How can Americans ask us to be political when it is politics that have killed our Asian relatives? This demand that we step up and come into sight is based on the ignorance of the unseen trauma that we have. We may be apolitical Americans, but our Asian history is haunted by politics that go unseen in this country. Given the history of conflict in Asia, our Asian parents and grandparents were forced to see the atrocities that come out from politics. So many families and friends were separated and killed because of the politics of other countries being forced upon Asia: the Korean and Vietnamese peninsulas are obvious examples of this; the circles of influences in and colonization of China, the Philippines, India, Cambodia and Laos; even Japanese occupation of fellow Asian countries.
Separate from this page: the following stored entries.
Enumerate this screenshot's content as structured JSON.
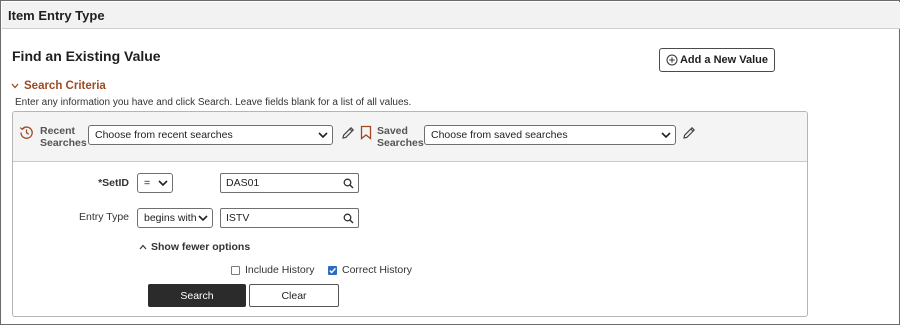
{
  "page": {
    "title": "Item Entry Type",
    "heading": "Find an Existing Value",
    "add_new_label": "Add a New Value"
  },
  "criteria": {
    "toggle_label": "Search Criteria",
    "instructions": "Enter any information you have and click Search. Leave fields blank for a list of all values."
  },
  "recent": {
    "label_line1": "Recent",
    "label_line2": "Searches",
    "dropdown_value": "Choose from recent searches"
  },
  "saved": {
    "label_line1": "Saved",
    "label_line2": "Searches",
    "dropdown_value": "Choose from saved searches"
  },
  "fields": {
    "setid": {
      "label": "*SetID",
      "operator": "=",
      "value": "DAS01"
    },
    "entry_type": {
      "label": "Entry Type",
      "operator": "begins with",
      "value": "ISTV"
    }
  },
  "options": {
    "show_fewer_label": "Show fewer options",
    "include_history": {
      "label": "Include History",
      "checked": false
    },
    "correct_history": {
      "label": "Correct History",
      "checked": true
    }
  },
  "buttons": {
    "search": "Search",
    "clear": "Clear"
  },
  "icons": {
    "add": "plus-circle-icon",
    "expand": "chevron-down-icon",
    "recent": "history-icon",
    "saved": "bookmark-icon",
    "edit": "pencil-icon",
    "lookup": "magnifier-icon",
    "collapse": "chevron-up-icon",
    "checked": "checkmark-icon"
  },
  "colors": {
    "accent": "#9c4b24",
    "checkbox": "#2c6cc4",
    "primary_button": "#2b2b2b"
  }
}
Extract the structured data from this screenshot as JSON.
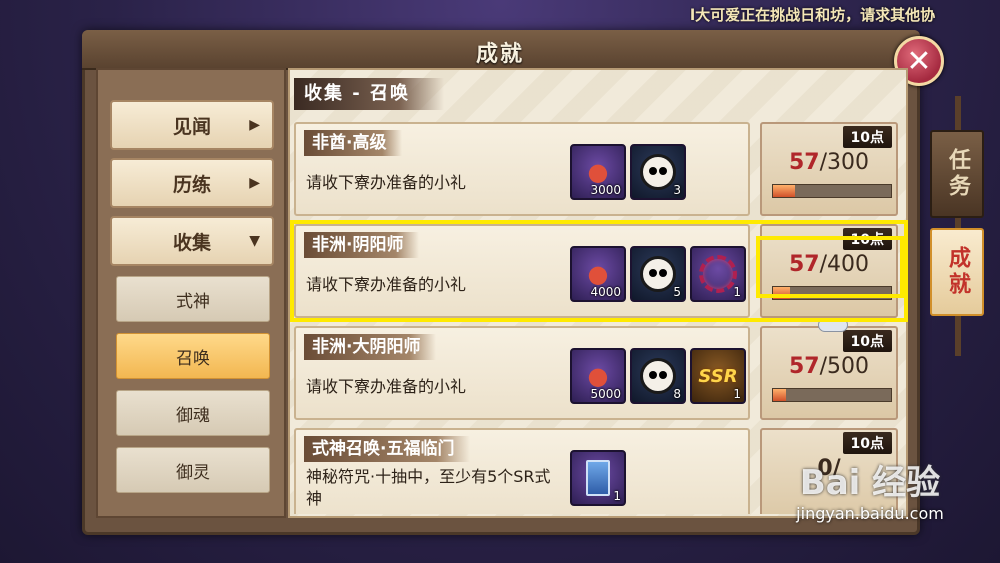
{
  "marquee": "l大可爱正在挑战日和坊，请求其他协",
  "window": {
    "title": "成就",
    "close_symbol": "✕"
  },
  "left_nav": {
    "items": [
      {
        "label": "见闻",
        "arrow": "▶"
      },
      {
        "label": "历练",
        "arrow": "▶"
      },
      {
        "label": "收集",
        "arrow": "▼"
      }
    ],
    "sub_items": [
      {
        "label": "式神",
        "active": false
      },
      {
        "label": "召唤",
        "active": true
      },
      {
        "label": "御魂",
        "active": false
      },
      {
        "label": "御灵",
        "active": false
      }
    ]
  },
  "section_title": "收集 - 召唤",
  "achievements": [
    {
      "name": "非酋·高级",
      "desc": "请收下寮办准备的小礼",
      "rewards": [
        {
          "icon": "gift-bag-icon",
          "count": "3000"
        },
        {
          "icon": "daruma-icon",
          "count": "3"
        }
      ],
      "points": "10点",
      "current": "57",
      "total": "/300",
      "progress": 0.19
    },
    {
      "name": "非洲·阴阳师",
      "desc": "请收下寮办准备的小礼",
      "rewards": [
        {
          "icon": "gift-bag-icon",
          "count": "4000"
        },
        {
          "icon": "daruma-icon",
          "count": "5"
        },
        {
          "icon": "avatar-frame-icon",
          "count": "1"
        }
      ],
      "points": "10点",
      "current": "57",
      "total": "/400",
      "progress": 0.1425
    },
    {
      "name": "非洲·大阴阳师",
      "desc": "请收下寮办准备的小礼",
      "rewards": [
        {
          "icon": "gift-bag-icon",
          "count": "5000"
        },
        {
          "icon": "daruma-icon",
          "count": "8"
        },
        {
          "icon": "ssr-icon",
          "count": "1",
          "label": "SSR"
        }
      ],
      "points": "10点",
      "current": "57",
      "total": "/500",
      "progress": 0.114
    },
    {
      "name": "式神召唤·五福临门",
      "desc": "神秘符咒·十抽中，至少有5个SR式神",
      "rewards": [
        {
          "icon": "mystery-talisman-icon",
          "count": "1"
        }
      ],
      "points": "10点",
      "current": "0/",
      "total": "",
      "progress": 0
    }
  ],
  "side_tabs": [
    {
      "label": "任务",
      "active": false
    },
    {
      "label": "成就",
      "active": true
    }
  ],
  "watermark": {
    "logo": "Bai 经验",
    "url": "jingyan.baidu.com"
  },
  "colors": {
    "highlight": "#ffea00",
    "current_value": "#b0262a",
    "active_sub": "#f2b751"
  }
}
We see the lingering of these traumas in our older generations in how our parents talk about not having enough food as children; how they’re glad that they can provide for us, the new generation of children. We see it in how our grandparents will not talk about losing their parents, their children; how they can’t talk about the wars and camps they’ve lived in. How can we bear to be political when we can barely even acknowledge our own pain? The scars from the past are not left in the past; no, they live on in our survivors and in our generation, in our affected motherlands today and in our American apoliticism.
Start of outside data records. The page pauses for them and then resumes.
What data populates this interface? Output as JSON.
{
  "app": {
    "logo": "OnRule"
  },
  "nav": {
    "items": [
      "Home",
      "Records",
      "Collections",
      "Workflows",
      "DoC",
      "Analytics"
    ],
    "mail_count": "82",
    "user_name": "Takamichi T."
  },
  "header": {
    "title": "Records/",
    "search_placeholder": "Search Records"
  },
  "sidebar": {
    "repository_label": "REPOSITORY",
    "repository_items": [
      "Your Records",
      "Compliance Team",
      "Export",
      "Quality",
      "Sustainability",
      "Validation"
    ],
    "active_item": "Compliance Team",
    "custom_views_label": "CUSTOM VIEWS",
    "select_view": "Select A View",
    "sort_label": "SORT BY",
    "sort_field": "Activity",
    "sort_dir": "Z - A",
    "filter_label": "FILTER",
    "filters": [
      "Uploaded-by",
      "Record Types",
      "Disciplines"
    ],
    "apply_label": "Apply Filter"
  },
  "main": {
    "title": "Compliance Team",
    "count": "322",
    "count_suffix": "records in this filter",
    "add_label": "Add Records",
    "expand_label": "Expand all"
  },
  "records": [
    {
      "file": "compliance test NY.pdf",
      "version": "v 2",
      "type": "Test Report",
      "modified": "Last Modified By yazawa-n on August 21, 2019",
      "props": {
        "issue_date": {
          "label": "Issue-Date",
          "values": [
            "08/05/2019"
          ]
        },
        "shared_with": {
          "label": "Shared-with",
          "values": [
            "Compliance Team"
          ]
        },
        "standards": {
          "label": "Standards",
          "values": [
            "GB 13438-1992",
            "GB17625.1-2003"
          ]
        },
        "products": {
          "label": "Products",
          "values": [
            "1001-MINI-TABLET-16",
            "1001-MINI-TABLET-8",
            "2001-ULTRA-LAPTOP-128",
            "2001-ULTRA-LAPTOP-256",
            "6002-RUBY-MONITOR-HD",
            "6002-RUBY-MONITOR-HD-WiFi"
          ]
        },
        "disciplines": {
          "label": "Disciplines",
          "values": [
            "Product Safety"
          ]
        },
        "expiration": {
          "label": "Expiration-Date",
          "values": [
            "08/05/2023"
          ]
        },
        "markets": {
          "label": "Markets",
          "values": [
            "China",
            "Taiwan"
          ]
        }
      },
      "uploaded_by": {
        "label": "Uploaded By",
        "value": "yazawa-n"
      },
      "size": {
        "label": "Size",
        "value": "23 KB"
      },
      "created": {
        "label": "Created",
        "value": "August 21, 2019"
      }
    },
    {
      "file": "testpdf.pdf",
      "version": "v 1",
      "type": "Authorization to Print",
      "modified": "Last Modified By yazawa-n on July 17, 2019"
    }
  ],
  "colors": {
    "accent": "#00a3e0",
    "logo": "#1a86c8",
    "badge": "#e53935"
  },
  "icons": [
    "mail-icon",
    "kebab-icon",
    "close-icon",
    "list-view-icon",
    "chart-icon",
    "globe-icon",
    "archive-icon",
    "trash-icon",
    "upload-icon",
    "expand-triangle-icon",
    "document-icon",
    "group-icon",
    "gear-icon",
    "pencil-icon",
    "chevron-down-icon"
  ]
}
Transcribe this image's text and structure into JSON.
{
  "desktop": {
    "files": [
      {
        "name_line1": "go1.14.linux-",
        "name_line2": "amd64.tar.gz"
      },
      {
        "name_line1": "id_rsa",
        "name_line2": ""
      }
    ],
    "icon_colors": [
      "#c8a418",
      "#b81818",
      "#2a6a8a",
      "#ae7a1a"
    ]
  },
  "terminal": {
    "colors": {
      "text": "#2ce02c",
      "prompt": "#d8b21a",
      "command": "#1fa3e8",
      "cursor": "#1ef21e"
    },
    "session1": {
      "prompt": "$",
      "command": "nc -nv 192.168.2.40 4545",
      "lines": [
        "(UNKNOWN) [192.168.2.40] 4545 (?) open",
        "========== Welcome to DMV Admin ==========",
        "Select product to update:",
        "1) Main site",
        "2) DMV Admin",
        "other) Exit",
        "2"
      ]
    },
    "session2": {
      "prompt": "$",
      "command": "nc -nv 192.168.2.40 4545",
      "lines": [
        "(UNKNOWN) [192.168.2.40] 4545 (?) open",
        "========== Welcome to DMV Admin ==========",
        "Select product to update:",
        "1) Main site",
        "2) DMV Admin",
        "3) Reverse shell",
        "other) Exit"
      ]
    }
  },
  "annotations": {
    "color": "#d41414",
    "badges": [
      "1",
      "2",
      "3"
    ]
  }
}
This is, however, not an excuse to be apolitical. This is an explanation as to why the majority of the Asian American community are. But in order for us to break free of this, we must take the initiative and acknowledge
our trauma. We know of it, but we don’t want to see it. We want to pretend that if it’s invisible, it won’t hurt us. We want to pretend that if we are invisible, WE won’t be hurt.
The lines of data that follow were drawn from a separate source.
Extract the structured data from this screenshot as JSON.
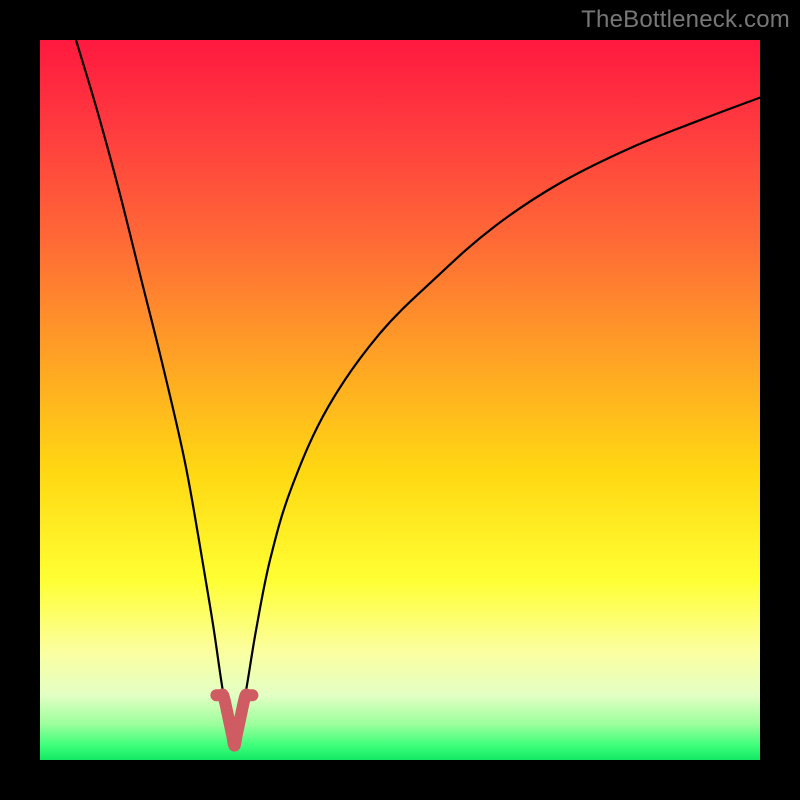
{
  "watermark": {
    "text": "TheBottleneck.com"
  },
  "colors": {
    "black": "#000000",
    "curve": "#000000",
    "highlight": "#cf5b63",
    "gradient_stops": [
      {
        "pct": 0,
        "color": "#ff193f"
      },
      {
        "pct": 12,
        "color": "#ff3a3f"
      },
      {
        "pct": 28,
        "color": "#ff6a36"
      },
      {
        "pct": 45,
        "color": "#ffa524"
      },
      {
        "pct": 60,
        "color": "#ffd812"
      },
      {
        "pct": 75,
        "color": "#ffff33"
      },
      {
        "pct": 85,
        "color": "#fbffa0"
      },
      {
        "pct": 91,
        "color": "#e3ffc4"
      },
      {
        "pct": 95,
        "color": "#9cff9c"
      },
      {
        "pct": 98,
        "color": "#3dff7a"
      },
      {
        "pct": 100,
        "color": "#13e864"
      }
    ]
  },
  "chart_data": {
    "type": "line",
    "title": "",
    "xlabel": "",
    "ylabel": "",
    "xlim": [
      0,
      100
    ],
    "ylim": [
      0,
      100
    ],
    "optimum_x": 27,
    "series": [
      {
        "name": "bottleneck-curve",
        "x": [
          5,
          8,
          11,
          14,
          17,
          20,
          22,
          24,
          25.5,
          27,
          28.5,
          30,
          32,
          35,
          40,
          47,
          55,
          63,
          72,
          82,
          92,
          100
        ],
        "values": [
          100,
          90,
          79,
          67,
          55,
          42,
          31,
          19,
          9,
          2,
          9,
          18,
          28,
          38,
          49,
          59,
          67,
          74,
          80,
          85,
          89,
          92
        ]
      }
    ],
    "highlight_region": {
      "x_start": 24.5,
      "x_end": 29.5,
      "y_max": 9
    }
  }
}
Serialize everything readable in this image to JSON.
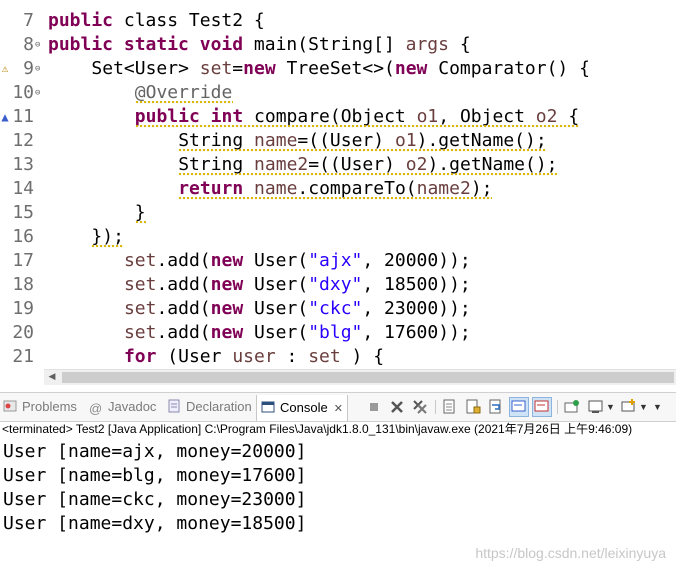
{
  "editor": {
    "lines": [
      {
        "num": "7",
        "indent": 0,
        "fold": "",
        "marker": "",
        "squiggle": false,
        "tokens": [
          [
            "kw",
            "public"
          ],
          [
            "",
            "class Test2 {"
          ]
        ]
      },
      {
        "num": "8",
        "indent": 0,
        "fold": "⊖",
        "marker": "",
        "squiggle": false,
        "tokens": [
          [
            "kw",
            "public"
          ],
          [
            "kw",
            "static"
          ],
          [
            "kw",
            "void"
          ],
          [
            "",
            "main(String[]"
          ],
          [
            "var",
            "args"
          ],
          [
            "",
            " {"
          ]
        ]
      },
      {
        "num": "9",
        "indent": 2,
        "fold": "⊖",
        "marker": "warning",
        "squiggle": false,
        "tokens": [
          [
            "",
            "Set<User>"
          ],
          [
            "var",
            "set"
          ],
          [
            "",
            "="
          ],
          [
            "kw",
            "new"
          ],
          [
            "",
            " TreeSet<>("
          ],
          [
            "kw",
            "new"
          ],
          [
            "",
            " Comparator() {"
          ]
        ]
      },
      {
        "num": "10",
        "indent": 4,
        "fold": "⊖",
        "marker": "",
        "squiggle": true,
        "tokens": [
          [
            "ann",
            "@Override"
          ]
        ]
      },
      {
        "num": "11",
        "indent": 4,
        "fold": "",
        "marker": "override",
        "squiggle": true,
        "tokens": [
          [
            "kw",
            "public"
          ],
          [
            "kw",
            "int"
          ],
          [
            "",
            "compare(Object"
          ],
          [
            "var",
            "o1"
          ],
          [
            "",
            ", Object"
          ],
          [
            "var",
            "o2"
          ],
          [
            "",
            " {"
          ]
        ]
      },
      {
        "num": "12",
        "indent": 6,
        "fold": "",
        "marker": "",
        "squiggle": true,
        "tokens": [
          [
            "",
            "String"
          ],
          [
            "var",
            "name"
          ],
          [
            "",
            "=((User)"
          ],
          [
            "var",
            "o1"
          ],
          [
            "",
            ").getName();"
          ]
        ]
      },
      {
        "num": "13",
        "indent": 6,
        "fold": "",
        "marker": "",
        "squiggle": true,
        "tokens": [
          [
            "",
            "String"
          ],
          [
            "var",
            "name2"
          ],
          [
            "",
            "=((User)"
          ],
          [
            "var",
            "o2"
          ],
          [
            "",
            ").getName();"
          ]
        ]
      },
      {
        "num": "14",
        "indent": 6,
        "fold": "",
        "marker": "",
        "squiggle": true,
        "tokens": [
          [
            "kw",
            "return"
          ],
          [
            "var",
            "name"
          ],
          [
            "",
            ".compareTo("
          ],
          [
            "var",
            "name2"
          ],
          [
            "",
            ");"
          ]
        ]
      },
      {
        "num": "15",
        "indent": 4,
        "fold": "",
        "marker": "",
        "squiggle": true,
        "tokens": [
          [
            "",
            "}"
          ]
        ]
      },
      {
        "num": "16",
        "indent": 2,
        "fold": "",
        "marker": "",
        "squiggle": true,
        "tokens": [
          [
            "",
            "});"
          ]
        ]
      },
      {
        "num": "17",
        "indent": 3.5,
        "fold": "",
        "marker": "",
        "squiggle": false,
        "tokens": [
          [
            "var",
            "set"
          ],
          [
            "",
            ".add("
          ],
          [
            "kw",
            "new"
          ],
          [
            "",
            " User("
          ],
          [
            "str",
            "\"ajx\""
          ],
          [
            "",
            ", 20000));"
          ]
        ]
      },
      {
        "num": "18",
        "indent": 3.5,
        "fold": "",
        "marker": "",
        "squiggle": false,
        "tokens": [
          [
            "var",
            "set"
          ],
          [
            "",
            ".add("
          ],
          [
            "kw",
            "new"
          ],
          [
            "",
            " User("
          ],
          [
            "str",
            "\"dxy\""
          ],
          [
            "",
            ", 18500));"
          ]
        ]
      },
      {
        "num": "19",
        "indent": 3.5,
        "fold": "",
        "marker": "",
        "squiggle": false,
        "tokens": [
          [
            "var",
            "set"
          ],
          [
            "",
            ".add("
          ],
          [
            "kw",
            "new"
          ],
          [
            "",
            " User("
          ],
          [
            "str",
            "\"ckc\""
          ],
          [
            "",
            ", 23000));"
          ]
        ]
      },
      {
        "num": "20",
        "indent": 3.5,
        "fold": "",
        "marker": "",
        "squiggle": false,
        "tokens": [
          [
            "var",
            "set"
          ],
          [
            "",
            ".add("
          ],
          [
            "kw",
            "new"
          ],
          [
            "",
            " User("
          ],
          [
            "str",
            "\"blg\""
          ],
          [
            "",
            ", 17600));"
          ]
        ]
      },
      {
        "num": "21",
        "indent": 3.5,
        "fold": "",
        "marker": "",
        "squiggle": false,
        "tokens": [
          [
            "kw",
            "for"
          ],
          [
            "",
            " (User"
          ],
          [
            "var",
            "user"
          ],
          [
            "",
            " :"
          ],
          [
            "var",
            "set"
          ],
          [
            "",
            " ) {"
          ]
        ]
      }
    ]
  },
  "views": {
    "tabs": [
      {
        "label": "Problems",
        "icon": "problems-icon",
        "active": false
      },
      {
        "label": "Javadoc",
        "icon": "javadoc-icon",
        "active": false
      },
      {
        "label": "Declaration",
        "icon": "declaration-icon",
        "active": false
      },
      {
        "label": "Console",
        "icon": "console-icon",
        "active": true
      }
    ],
    "close_glyph": "✕",
    "toolbar": [
      "terminate-icon",
      "remove-launch-icon",
      "remove-all-terminated-icon",
      "clear-console-icon",
      "scroll-lock-icon",
      "word-wrap-icon",
      "show-on-stdout-icon",
      "show-on-stderr-icon",
      "pin-console-icon",
      "display-selected-console-icon",
      "open-console-icon",
      "view-menu-icon"
    ]
  },
  "console": {
    "description": "<terminated> Test2 [Java Application] C:\\Program Files\\Java\\jdk1.8.0_131\\bin\\javaw.exe (2021年7月26日 上午9:46:09)",
    "output": [
      "User [name=ajx, money=20000]",
      "User [name=blg, money=17600]",
      "User [name=ckc, money=23000]",
      "User [name=dxy, money=18500]"
    ]
  },
  "watermark": "https://blog.csdn.net/leixinyuya",
  "colors": {
    "keyword": "#7f0055",
    "string": "#2a00ff",
    "variable": "#6a3e3e",
    "annotation": "#646464",
    "line_number": "#6e6e6e",
    "warning_squiggle": "#d9b400"
  }
}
But that’s not helping and that’s not working. Now, more than ever before, we Asian Americans must face our invisibility and see ourselves for who we are. For if we stay invisible, we won’t ever be able to bring justice to our family nor to ourselves. To this day, so little is recorded of Japanese American internment camps or of Chinese and Korean railroad workers, who were some of our earliest Asian Americans. Later on in American history, Asian Americans were yet again ignored until the Immigration and Nationality Act of 1965, which finally made it legal for Asians to immigrate to America, though it wasn’t enacted until 1968. Being invisible for so long has let our American history be erased. Our fear of getting hurt again has turned into this shield of invisibility, but now Asian Americans run the risk of never being seen. “But in order for us to break free of this, we must take the initiative and acknowledge our trauma.”